O GRANDE LEITOR Ruy Castro: “a ferramenta que fazia girar o Rio de Janeiro nos anos 1920 era a palavra impressa” (Crédito:Divulgação)

O jornalista Ruy Castro é um personagem tão carioca que muita gente o chama de “Rio Castro”. Isso deve-se não apenas ao seu amor pelo Rio de Janeiro, mas pelos diversos livros que publicou em homenagem à cidade: Ela é Carioca (1999), Carnaval no Fogo: Crônica de uma Cidade Excitante Demais (2003) e Rio Bossa Nova (2006) são alguns deles, sem contar as biografias dedicadas a personagens como o Anjo Pornográfico, sobre o escritor Nelson Rodrigues, e Estrela Solitária, que retrata a vida do ex-jogador de futebol Garrincha. Seu livro mais recente, Metrópole à Beira-Mar – O Rio Moderno dos Anos 20 (2019), começa com um questionamento retórico: “O que aconteceu no Rio de Janeiro entre o Carnaval de 1919 e a Revolução de 1930? Tudo”, resume o escritor.

Ruy Castro é um cronista inveterado pelo Rio até mesmo quando não é ele quem está escrevendo. É o caso de As Vozes da Metrópole – Uma Antologia do Rio dos Anos 20, que sai agora pela Companhia das Letras. Fruto de uma extensa pesquisa, o livro reúne frases, peças de ficção, reportagens e poemas de personalidades da época, entre eles Ismael Nery, João do Rio, Lima Barreto, somando 41 nomes. A maioria dos autores está fora de catálogo há quase um século, por isso a obra tem valor não apenas por ser um charmoso retrato da então Capital Federal e única cidade com mais de um milhão de habitantes, mas pelo caráter de documento histórico que registra para as novas gerações a percepção dos influenciadores culturais da época. Chama a atenção as diversificadas origens dos autores, principalmente nos tempos em que o deslocamento não era coisa tão trivial assim: essa lista engloba desde Felippe D’Oliveira, poeta de Santa Maria da Boca do Monte, no Rio Grande do Sul, a Graça Aranha, romancista e diplomata de São Luís, no Maranhão. Isso reforça a ideia de que o Rio de Janeiro era mesmo uma grande metrópole, para onde tanto os aspirantes quanto os escritores já consagrados migravam em busca dos holofotes proporcionados pela atuação na imprensa.

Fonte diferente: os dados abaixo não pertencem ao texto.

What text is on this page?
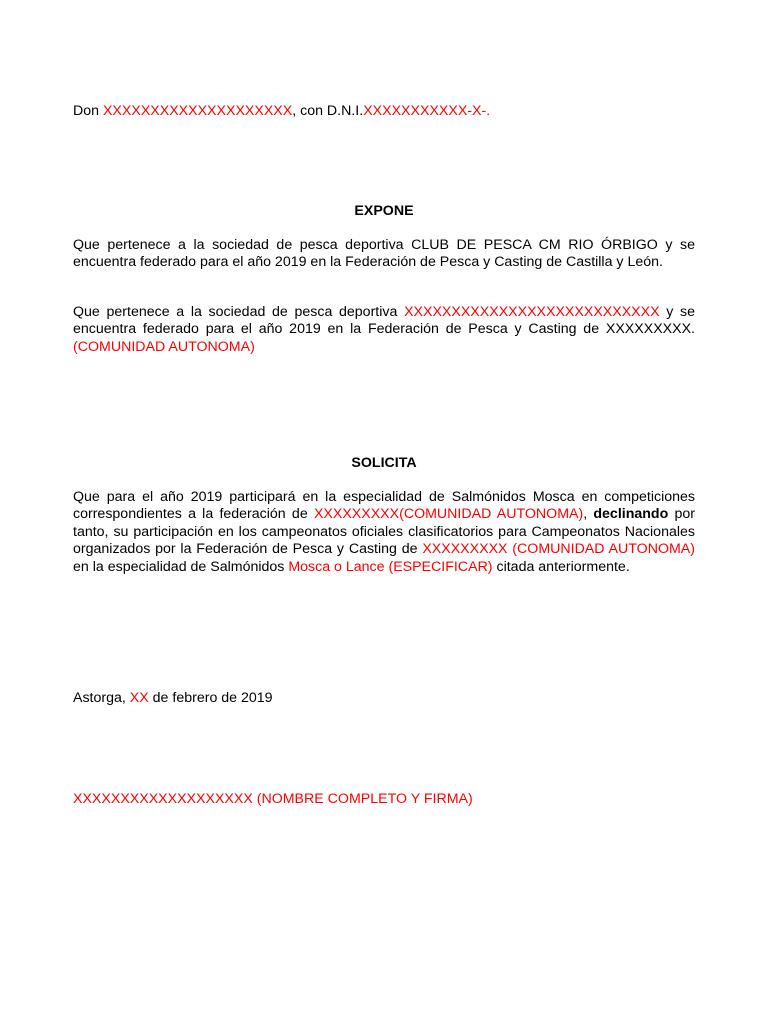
Don XXXXXXXXXXXXXXXXXXXX, con D.N.I.XXXXXXXXXXX-X-.
EXPONE
Que pertenece a la sociedad de pesca deportiva CLUB DE PESCA CM RIO ÓRBIGO y se encuentra federado para el año 2019 en la Federación de Pesca y Casting de Castilla y León.
Que pertenece a la sociedad de pesca deportiva XXXXXXXXXXXXXXXXXXXXXXXXXXX y se encuentra federado para el año 2019 en la Federación de Pesca y Casting de XXXXXXXXX. (COMUNIDAD AUTONOMA)
SOLICITA
Que para el año 2019 participará en la especialidad de Salmónidos Mosca en competiciones correspondientes a la federación de XXXXXXXXX(COMUNIDAD AUTONOMA), declinando por tanto, su participación en los campeonatos oficiales clasificatorios para Campeonatos Nacionales organizados por la Federación de Pesca y Casting de XXXXXXXXX (COMUNIDAD AUTONOMA) en la especialidad de Salmónidos Mosca o Lance (ESPECIFICAR) citada anteriormente.
Astorga, XX de febrero de 2019
XXXXXXXXXXXXXXXXXXX (NOMBRE COMPLETO Y FIRMA)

As Vozes da Metrópole Ruy Castro Companhia das Letras, R$ 79

Foi uma era pujante na área da comunicacão impressa: havia cerca de vinte jornais diários em circulação, além de uma série de revistas semanais – só as “galantes”, como eram chamadas as semi-pornográficas, somavam cinco títulos. Havia ainda publicações voltadas para públicos restritos, como as colônias portuguesa e alemã, revistas mensais e almanaques, geralmente patrocinados por xaropes e outros produtos farmacêuticos. Segundo Castro conta na introdução do livro, a seleção dos textos foi feita durante os dez meses de quarentena, de março a dezembro de 2020, e extraídos de primeiras edições de livros, jornais e documentos encontrados em sebos. Na sua já conhecida valorização do espírito carioca, Ruy Castro cutuca os escritores de São Paulo e Minas Gerais ao citar as diferenças entre os temas sobre os quais tratavam nos anos 1920. “Ao contrário dos colegas de outras praças, obcecados pela destruição do soneto e dos pronomes bem colocados, os autores dessa antologia estavam atentos ao entorno: os conflitos sociais e políticos, as comédias e os dramas pessoais e humanos. E, sem dispensarem o humor e a leveza que são marcas do Rio, enxergavam a floresta, a árvore e a folha”, alfineta o autor. O alvo é certo: os modernistas paulistas e mineiros, mais sisudos nos conteúdo e na forma, na visão de Ruy Castro.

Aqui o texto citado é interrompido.